“我任老七技不如人,我白骨魔宗也只是三流小派,惹不起金鼎国师的传人。不过你可别忘了我是给谁办事的,我奉了大清皇帝的密旨,背后有大自在天魔宗撑腰。你敢杀我?你莫非有胆子承受大清朝廷和大自在天魔宗的怒火?区区一个蛮夷国度而已,识相的乖乖让开吧。”黑袍斗笠人首领讥讽道。
蓝袍少年郎一愣,这话直戳到他的心窝上了,要说这些黑袍斗笠人也就是些土鸡瓦狗之辈,抬手就能打发了。但是呢打狗还要看主人,他们背后的清廷也就算了,无非就是个大自在天魔宗放在人间的傀儡朝廷而已,大事都做不了主,令人畏惧的还是大自在天魔宗,更准确的说是畏惧当今天下第一高手谷元溪。
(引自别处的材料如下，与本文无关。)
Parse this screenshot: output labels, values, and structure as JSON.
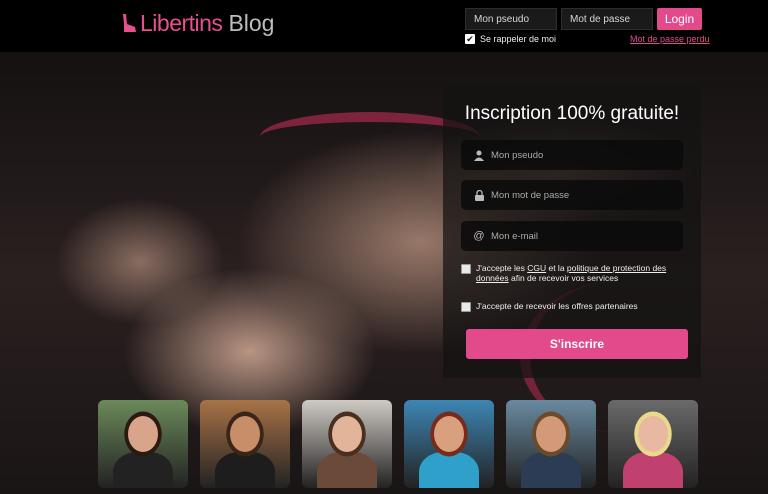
{
  "brand": {
    "name": "Libertins",
    "suffix": "Blog",
    "accent": "#e24a8c"
  },
  "login": {
    "pseudo_placeholder": "Mon pseudo",
    "password_placeholder": "Mot de passe",
    "button": "Login",
    "remember_label": "Se rappeler de moi",
    "remember_checked": true,
    "forgot_link": "Mot de passe perdu"
  },
  "signup": {
    "title": "Inscription 100% gratuite!",
    "pseudo_placeholder": "Mon pseudo",
    "password_placeholder": "Mon mot de passe",
    "email_placeholder": "Mon e-mail",
    "cgu_prefix": "J'accepte les ",
    "cgu_link": "CGU",
    "cgu_middle": " et la ",
    "privacy_link": "politique de protection des données",
    "cgu_suffix": " afin de recevoir vos services",
    "partners_label": "J'accepte de recevoir les offres partenaires",
    "submit": "S'inscrire",
    "icons": [
      "user-icon",
      "lock-icon",
      "at-icon"
    ]
  },
  "profiles": [
    {
      "name": "profile-1",
      "bg": "#6b8a5a",
      "skin": "#d9a58a",
      "hair": "#2a1a12",
      "top": "#222222"
    },
    {
      "name": "profile-2",
      "bg": "#a87346",
      "skin": "#c88e6a",
      "hair": "#3a2518",
      "top": "#1d1d1d"
    },
    {
      "name": "profile-3",
      "bg": "#cfcac4",
      "skin": "#e2b49a",
      "hair": "#4a2e1e",
      "top": "#6b4a3a"
    },
    {
      "name": "profile-4",
      "bg": "#3d86b5",
      "skin": "#d9a07e",
      "hair": "#7a2a1a",
      "top": "#2fa0c9"
    },
    {
      "name": "profile-5",
      "bg": "#6a8aa0",
      "skin": "#d29a78",
      "hair": "#6b4a2a",
      "top": "#2d3c55"
    },
    {
      "name": "profile-6",
      "bg": "#6a6a6a",
      "skin": "#e8b9a0",
      "hair": "#e9d98a",
      "top": "#c04070"
    }
  ]
}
倘若金鼎国师真有能耐对抗的了谷元溪,那哈萨克斯坦汗国何至于受了清廷百般压榨而不敢有太多的反抗呢?
所以蓝袍少年郎犹豫了,这神情落在黑袍斗笠人首领也就是任老七眼里,自以为得计,嚣张地打了个口哨,招呼手下人准备离开。
这可气坏了坐在一旁观战的莫成,莫成心想小爷如今是红绸刀会的帮主,手下高手无数,更何况我们红绸刀会本来便是对付你们这些清廷的走狗、魔宗的妖孽,别人畏惧你的身份你的背景不敢动手,小爷我敢。
连和巫山老鬼招呼都不打,莫成周身一千二百九十六个穴窍隐隐发光,口中一道纯阳真火如匹练般向任老七席卷而去。
纯阳真火对于阴鬼之流损害极大,最为克制黑袍斗笠人这些魔宗之人,除非是由魔入道、功参造化的大宗师才能无视先天压制。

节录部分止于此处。